I am a molecular biologist based in Blantyre Malawi. My research projects include the dynamics of Trypanosoma brucei s.l. in Malawi, with a focus on disease emergence and genome analysis. I have a Master of Science in biomedical sciences from China Medical University, and currently work at the University of Malawi College of Medicine.
Wildlife Action Group Malawi
I have been working in conservation in Africa since 2003, and as head of field operations for Wildlife Action Group in Malawi since 2010. Our team protects over 500 km2 of forest reserve in the Great Rift Valley Escarpment. We do this successfully by focusing on community engagement and human-wildlife coexistence, and combating illegal deforestation and poaching, particularly of elephants. I am a veterinary technician by training and care deeply about conservation research, wildlife health, and animal welfare.
Mike Labuschagne has been working with Malawi's Department of National Parks and Wildlife since 1992 and currently serves as IFAW Director of Law Enforcement for Southern Africa.
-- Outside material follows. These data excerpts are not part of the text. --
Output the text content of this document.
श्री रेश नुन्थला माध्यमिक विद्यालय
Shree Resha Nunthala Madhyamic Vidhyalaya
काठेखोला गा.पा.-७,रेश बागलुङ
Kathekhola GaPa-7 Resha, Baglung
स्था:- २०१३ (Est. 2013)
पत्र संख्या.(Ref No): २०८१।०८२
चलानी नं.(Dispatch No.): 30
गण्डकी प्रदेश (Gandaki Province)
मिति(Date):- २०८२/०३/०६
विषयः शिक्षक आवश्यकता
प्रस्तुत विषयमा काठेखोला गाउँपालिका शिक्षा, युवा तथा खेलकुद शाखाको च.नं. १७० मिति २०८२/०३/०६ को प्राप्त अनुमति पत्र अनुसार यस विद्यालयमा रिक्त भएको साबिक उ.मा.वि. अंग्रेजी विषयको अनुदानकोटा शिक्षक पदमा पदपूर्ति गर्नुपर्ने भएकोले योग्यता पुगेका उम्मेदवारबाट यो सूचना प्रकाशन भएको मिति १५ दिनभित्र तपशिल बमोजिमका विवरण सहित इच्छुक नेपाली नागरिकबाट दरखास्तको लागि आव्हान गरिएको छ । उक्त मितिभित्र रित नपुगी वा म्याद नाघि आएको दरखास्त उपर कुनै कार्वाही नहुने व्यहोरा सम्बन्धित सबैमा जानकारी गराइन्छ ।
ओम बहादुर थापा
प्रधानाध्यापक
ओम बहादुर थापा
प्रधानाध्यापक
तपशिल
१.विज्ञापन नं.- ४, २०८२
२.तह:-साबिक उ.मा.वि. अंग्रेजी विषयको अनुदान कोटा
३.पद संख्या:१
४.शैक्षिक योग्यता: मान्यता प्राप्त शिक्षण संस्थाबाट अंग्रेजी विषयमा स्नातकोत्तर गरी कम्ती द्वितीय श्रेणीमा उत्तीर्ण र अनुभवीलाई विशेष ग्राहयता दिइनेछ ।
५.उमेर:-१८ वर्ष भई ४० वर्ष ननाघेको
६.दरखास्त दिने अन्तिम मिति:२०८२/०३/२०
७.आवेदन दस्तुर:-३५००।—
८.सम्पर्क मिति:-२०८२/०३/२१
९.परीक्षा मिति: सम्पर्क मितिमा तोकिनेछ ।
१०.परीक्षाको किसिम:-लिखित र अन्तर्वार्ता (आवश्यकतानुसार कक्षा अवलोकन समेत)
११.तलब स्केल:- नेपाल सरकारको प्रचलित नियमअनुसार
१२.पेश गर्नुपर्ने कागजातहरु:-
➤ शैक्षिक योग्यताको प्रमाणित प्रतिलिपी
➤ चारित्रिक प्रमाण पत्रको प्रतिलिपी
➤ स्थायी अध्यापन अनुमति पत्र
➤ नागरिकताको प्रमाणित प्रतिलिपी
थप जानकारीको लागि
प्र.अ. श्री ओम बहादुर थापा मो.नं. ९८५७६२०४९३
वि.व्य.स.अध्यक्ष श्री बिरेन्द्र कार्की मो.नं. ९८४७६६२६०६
Mike has lived and worked in a number of National Parks in Malawi, Zambia and Zimbabwe. He holds degrees in African Politics and a Master of Business Administration. His current projects include the Kasungu National Park Transformation Program and the Zambia-Malawi Elephant Landscape Program.
Dr. Musaya is associate director of the Malawi-Liverpool-Wellcome Trust Clinical Research Programme and a senior lecturer at Malawi College of Medicine. Her research interests include transmission dynamics of Trypanosoma and Schistosoma in Malawi, and antimicrobial stewardship and conservation in Africa. She obtained her PhD in immuno-parasitology from the University of Malawi in 2016. Dr. Musaya has a strong interest in removing the gender gap in science research.